L’équité commande de condamner [D] [Y] à verser au syndicat des copropriétaires, la somme de 1.500 € au titre de l’article 700 du code de procédure civile.
➢Sur l’exécution provisoire
Il convient de rappeler que conformément à l’article 514 du code de procédure civile applicable en l’espèce, l’exécution provisoire est de droit et aucun motif ne permet de l’écarter.
PAR CES MOTIFS
Le tribunal, statuant publiquement, par jugement contradictoire et en premier ressort, mis à disposition au greffe ;
CONDAMNE [D] [Y] à procéder à la remise en état de son jardin par la dépose de la clôture grillagée installée sur les parties communes de l’immeuble, sous le contrôle du syndic, dans un délai de TROIS MOIS à compter de la signification de la présente décision ;
DIT qu’à défaut d’exécution dans ce délai, [D] [Y] sera tenu de payer au syndicat des copropriétaires de la [Adresse 5] [Adresse 6], une astreinte de 100€ par jour de retard et ce, pendant une durée de trois mois,
CONDAMNE [D] [Y] à verser au syndicat des copropriétaires de la [Adresse 8], représenté son syndic en exercice, la SARL ROUXEL & RIPOLL, la somme de 1.500 € sur le fondement de l’article 700 du code de procédure civile ;
CONDAMNE [D] [Y] aux dépens ;
REJETTE toute demande plus ample ou contraire ;
RAPPELLE que l’exécution provisoire est de droit.

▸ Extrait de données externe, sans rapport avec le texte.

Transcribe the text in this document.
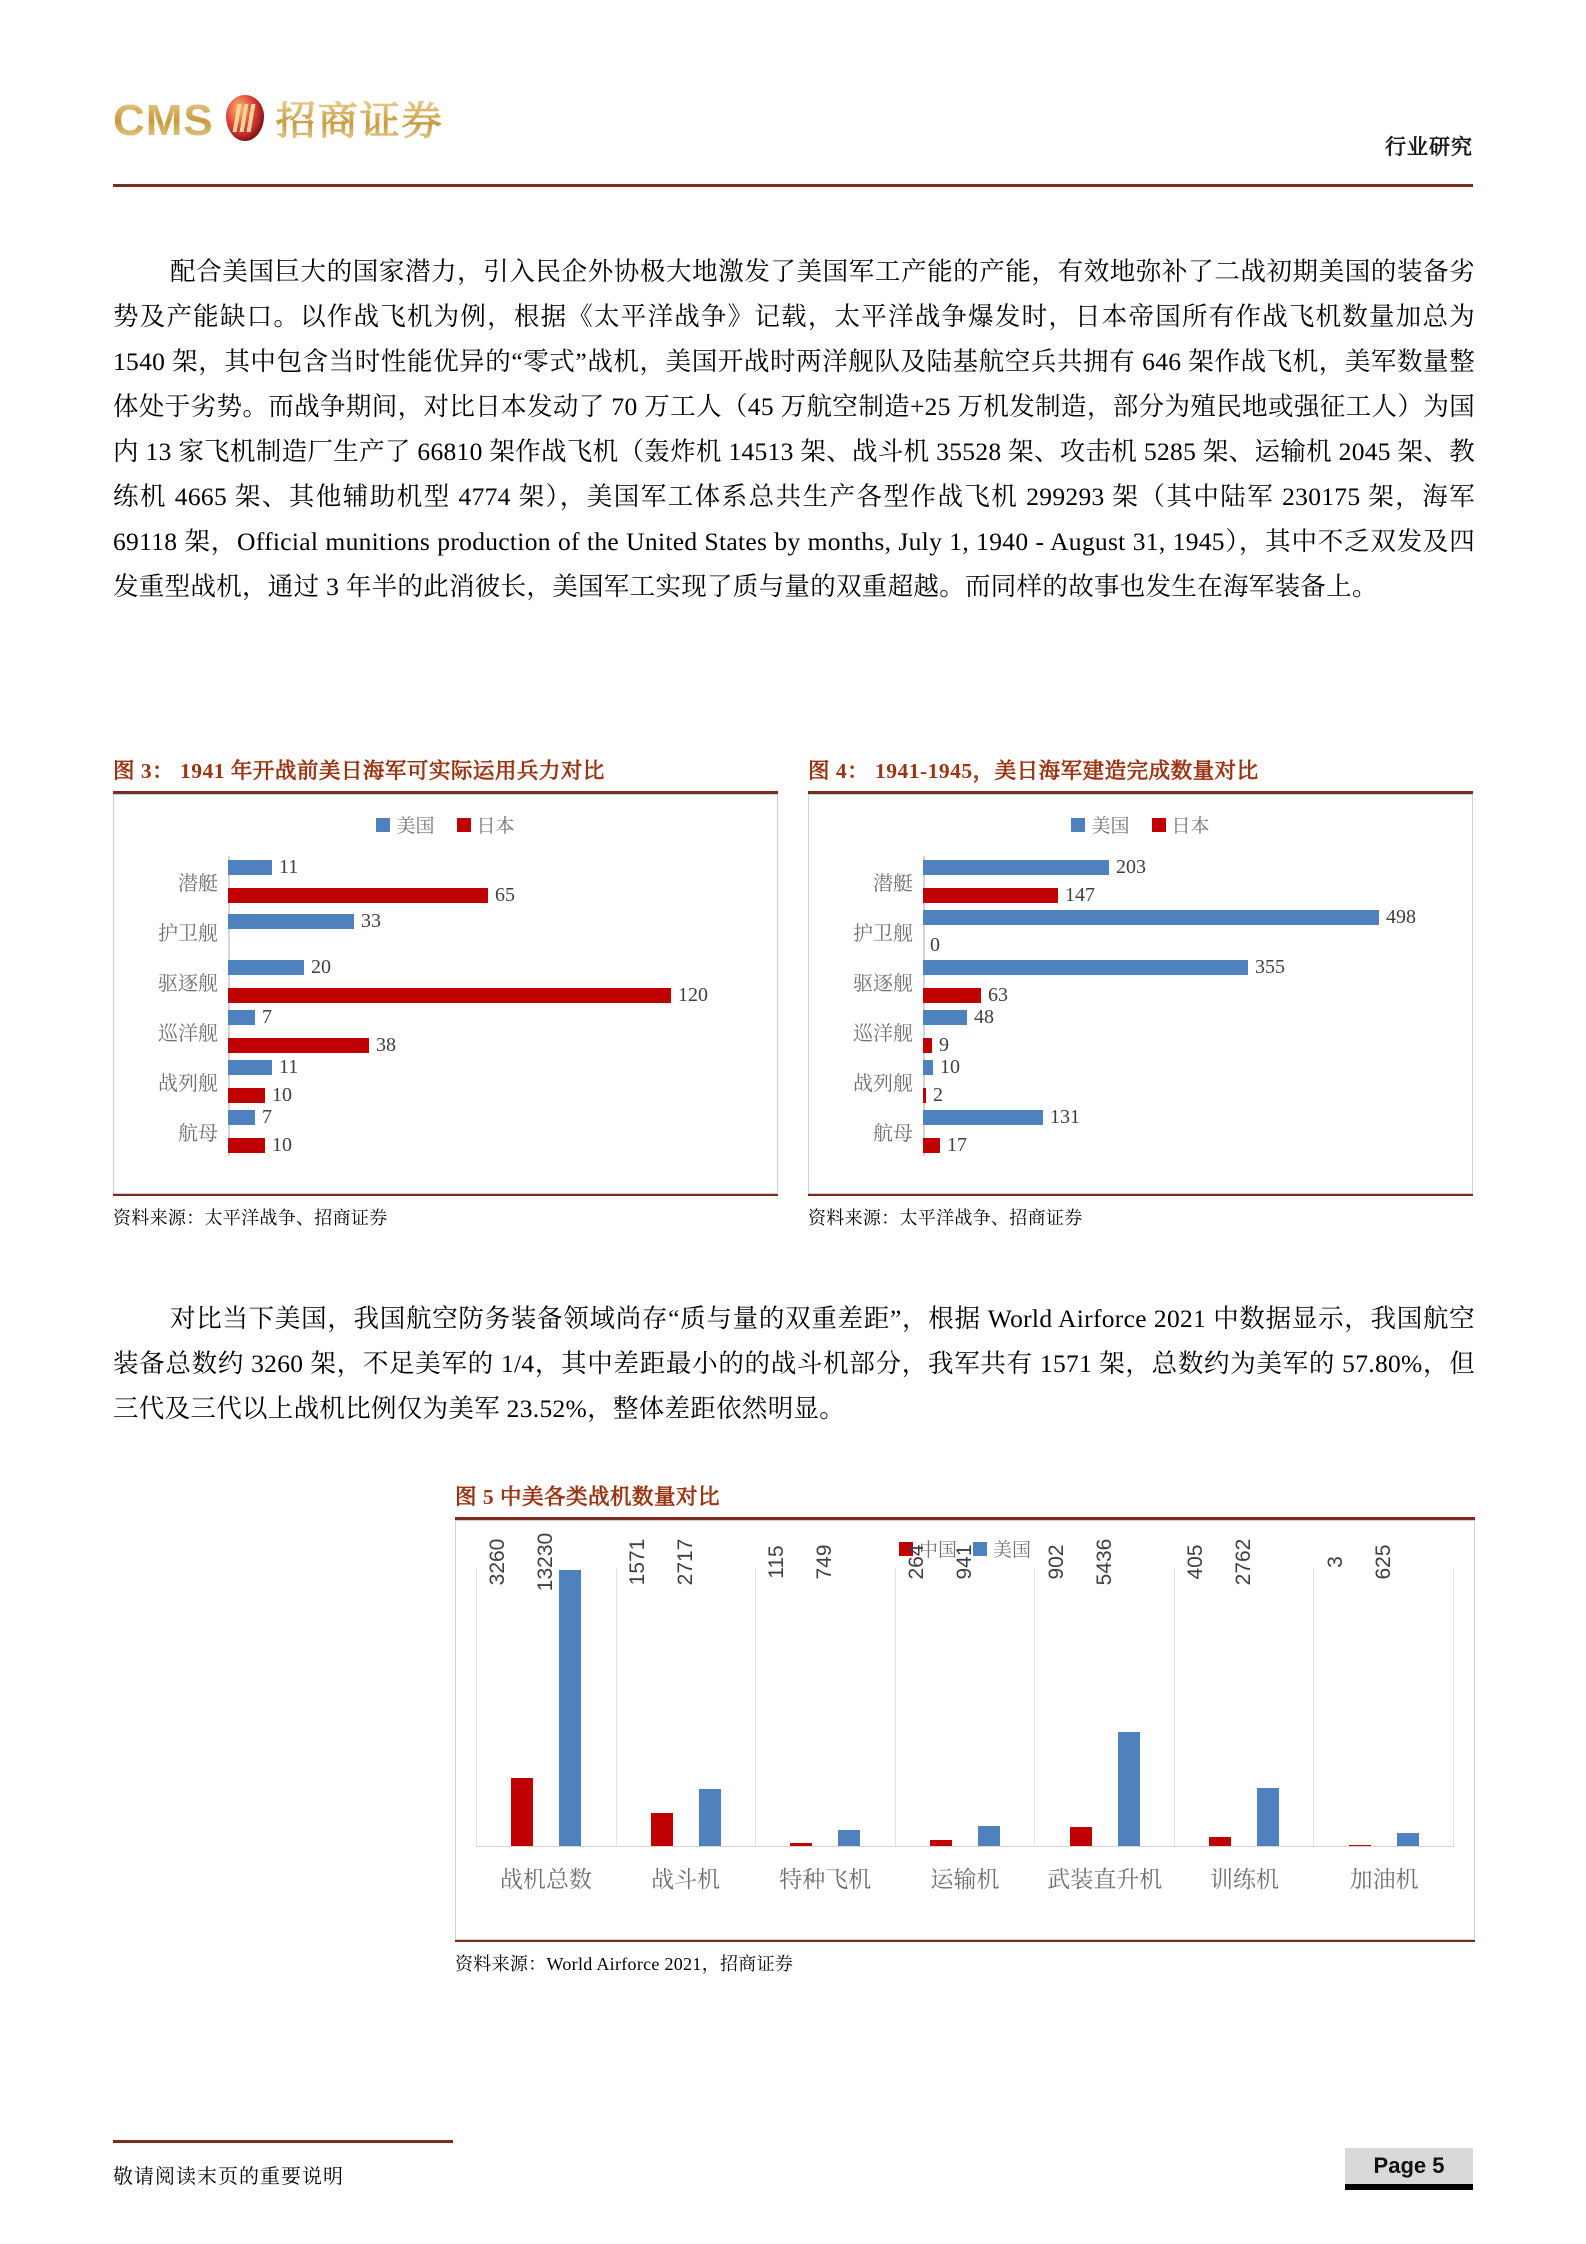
CMS 招商证券
行业研究
配合美国巨大的国家潜力，引入民企外协极大地激发了美国军工产能的产能，有效地弥补了二战初期美国的装备劣势及产能缺口。以作战飞机为例，根据《太平洋战争》记载，太平洋战争爆发时，日本帝国所有作战飞机数量加总为 1540 架，其中包含当时性能优异的“零式”战机，美国开战时两洋舰队及陆基航空兵共拥有 646 架作战飞机，美军数量整体处于劣势。而战争期间，对比日本发动了 70 万工人（45 万航空制造+25 万机发制造，部分为殖民地或强征工人）为国内 13 家飞机制造厂生产了 66810 架作战飞机（轰炸机 14513 架、战斗机 35528 架、攻击机 5285 架、运输机 2045 架、教练机 4665 架、其他辅助机型 4774 架），美国军工体系总共生产各型作战飞机 299293 架（其中陆军 230175 架，海军 69118 架，Official munitions production of the United States by months, July 1, 1940 - August 31, 1945），其中不乏双发及四发重型战机，通过 3 年半的此消彼长，美国军工实现了质与量的双重超越。而同样的故事也发生在海军装备上。
图 3： 1941 年开战前美日海军可实际运用兵力对比
美国 日本
潜艇
11
65
护卫舰
33
驱逐舰
20
120
巡洋舰
7
38
战列舰
11
10
航母
7
10
资料来源：太平洋战争、招商证券
图 4： 1941-1945，美日海军建造完成数量对比
美国 日本
潜艇
203
147
护卫舰
498
0
驱逐舰
355
63
巡洋舰
48
9
战列舰
10
2
航母
131
17
资料来源：太平洋战争、招商证券
对比当下美国，我国航空防务装备领域尚存“质与量的双重差距”，根据 World Airforce 2021 中数据显示，我国航空装备总数约 3260 架，不足美军的 1/4，其中差距最小的的战斗机部分，我军共有 1571 架，总数约为美军的 57.80%，但三代及三代以上战机比例仅为美军 23.52%，整体差距依然明显。
图 5 中美各类战机数量对比
中国 美国
3260 13230	1571 2717	115 749	264 941	902 5436	405 2762	3 625
战机总数	战斗机	特种飞机	运输机	武装直升机	训练机	加油机
资料来源：World Airforce 2021，招商证券
敬请阅读末页的重要说明	Page 5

LA GREFFIERE LA PRESIDENTE
En conséquence, la République française mande et ordonne à tous commissaires de justice, sur ce requis, de mettre la présente décision à exécution, aux procureurs généraux et procureurs de la République près les tribunaux judiciaires d’y tenir la main, à tous commandants et officiers de la force publique de prêter main-forte lorsqu’ils en seront légalement requis.
En foi de quoi la minute des présentes a été signée électroniquement par le président et par le greffier.